Add the catalog and registry entries. Restart the gateway. Now Claude can call roll_dice("2d6") or flip_coin() directly from the chat UI. Docker spins up the container for the request and tears it down after. Clean, ephemeral, no lingering processes.
Example: Toggl Time Tracking
More practical. The LLM-generated server wraps Toggl’s REST API and exposes tools like start_timer, stop_timer, list_timers, and current_timer. The Toggl API token is stored securely using Docker MCP secrets:
docker mcp secret set toggl_api_token
The server reads the secret at runtime. No tokens in environment variables, no .env files lying around. Add the server definition to the custom catalog, restart, and you’re tracking time conversationally: “Start a timer for the MCP article” — and it does.
Example: Kali Linux Security Tools
The ambitious one. A Kali Linux container exposing security tools — nmap, WPScan, SQLMap — as MCP tools for use against intentionally vulnerable targets like DVWA.
This one requires some troubleshooting. The generated code may need guardrail adjustments (whitelisting target hosts), Dockerfile fixes (running as root for tools that require it), and rebuilds. But once working, you can run security scans conversationally from any LLM client connected to the gateway. Useful for security professionals who want to orchestrate reconnaissance and scanning through natural language.
A word of caution: exposing offensive security tools through an LLM gateway is powerful and dangerous. Restrict targets aggressively. Run on isolated networks. This is for authorized testing only.

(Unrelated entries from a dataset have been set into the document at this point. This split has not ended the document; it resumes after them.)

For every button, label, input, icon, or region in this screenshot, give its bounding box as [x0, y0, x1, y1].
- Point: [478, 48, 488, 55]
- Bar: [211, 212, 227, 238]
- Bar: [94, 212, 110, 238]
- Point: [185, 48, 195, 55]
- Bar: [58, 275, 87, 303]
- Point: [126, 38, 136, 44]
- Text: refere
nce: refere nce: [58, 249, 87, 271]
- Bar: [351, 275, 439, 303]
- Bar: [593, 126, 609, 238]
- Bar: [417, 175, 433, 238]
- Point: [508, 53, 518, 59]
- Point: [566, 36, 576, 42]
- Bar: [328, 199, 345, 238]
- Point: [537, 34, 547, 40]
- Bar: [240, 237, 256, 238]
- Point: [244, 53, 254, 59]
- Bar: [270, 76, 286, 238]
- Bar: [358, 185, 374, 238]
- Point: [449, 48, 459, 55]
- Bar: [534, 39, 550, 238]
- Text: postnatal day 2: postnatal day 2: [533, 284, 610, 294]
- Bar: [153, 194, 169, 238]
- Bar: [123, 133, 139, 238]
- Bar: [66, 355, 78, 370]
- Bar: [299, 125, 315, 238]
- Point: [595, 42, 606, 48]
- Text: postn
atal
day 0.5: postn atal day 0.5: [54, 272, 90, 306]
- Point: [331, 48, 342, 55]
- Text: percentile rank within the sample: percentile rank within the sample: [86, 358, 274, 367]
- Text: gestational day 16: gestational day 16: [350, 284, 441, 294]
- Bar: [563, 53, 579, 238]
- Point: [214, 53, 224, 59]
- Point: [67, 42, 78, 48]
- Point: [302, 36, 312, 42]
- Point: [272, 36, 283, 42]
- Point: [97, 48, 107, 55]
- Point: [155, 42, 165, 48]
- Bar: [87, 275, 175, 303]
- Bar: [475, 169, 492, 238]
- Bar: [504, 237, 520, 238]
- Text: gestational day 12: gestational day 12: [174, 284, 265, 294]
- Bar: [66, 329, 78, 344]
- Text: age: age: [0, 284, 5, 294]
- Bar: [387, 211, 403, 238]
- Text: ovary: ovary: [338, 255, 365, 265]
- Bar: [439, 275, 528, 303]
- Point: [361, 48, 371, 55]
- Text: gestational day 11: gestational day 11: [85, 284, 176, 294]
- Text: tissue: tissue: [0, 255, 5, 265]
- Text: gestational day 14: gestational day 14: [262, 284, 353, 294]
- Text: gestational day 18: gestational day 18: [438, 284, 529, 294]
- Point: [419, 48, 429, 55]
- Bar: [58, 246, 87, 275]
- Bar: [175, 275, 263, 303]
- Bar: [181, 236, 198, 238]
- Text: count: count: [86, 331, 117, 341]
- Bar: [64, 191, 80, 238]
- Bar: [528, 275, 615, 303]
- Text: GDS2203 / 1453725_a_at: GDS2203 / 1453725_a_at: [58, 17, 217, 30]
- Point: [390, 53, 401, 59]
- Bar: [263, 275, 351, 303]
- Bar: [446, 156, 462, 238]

Remote Access and Workflow Automation
The gateway’s SSE transport mode opens up remote access. Start the gateway with:
docker mcp gateway run --transport sse --port 8811Now any tool that speaks MCP over HTTP can connect — from another machine, from a workflow engine, from a cloud service. The practical application: point an n8n MCP node at the gateway URL and orchestrate multi-tool flows. Search DuckDuckGo, look up Airbnb listings, save results to Obsidian — all chained in one automation, all running through containerized MCP servers managed by the gateway.
Why This Matters
MCP servers aren’t new. But the friction of running them — managing Python environments, handling dependencies, wiring auth, keeping processes alive — has kept adoption limited to developers willing to fight through the setup.
Docker’s toolkit collapses that friction. Containers handle isolation. The gateway handles routing and secrets. The catalog handles discovery. And AI handles server generation — describe what you want, get a working server, build the image, register it.
The skill combination — using catalogs, writing custom MCP servers with AI assistance, wiring them through the Docker gateway, exposing them to agents and workflow engines — is still relatively rare. For developers and automation builders, this is high-leverage territory. The tools are ready. The patterns are established. The gap is adoption.
MCP turns LLMs from conversational partners into operational agents. Docker turns MCP servers from dependency nightmares into disposable containers. Together, they make “give the AI access to my tools” a solved problem rather than a weekend project.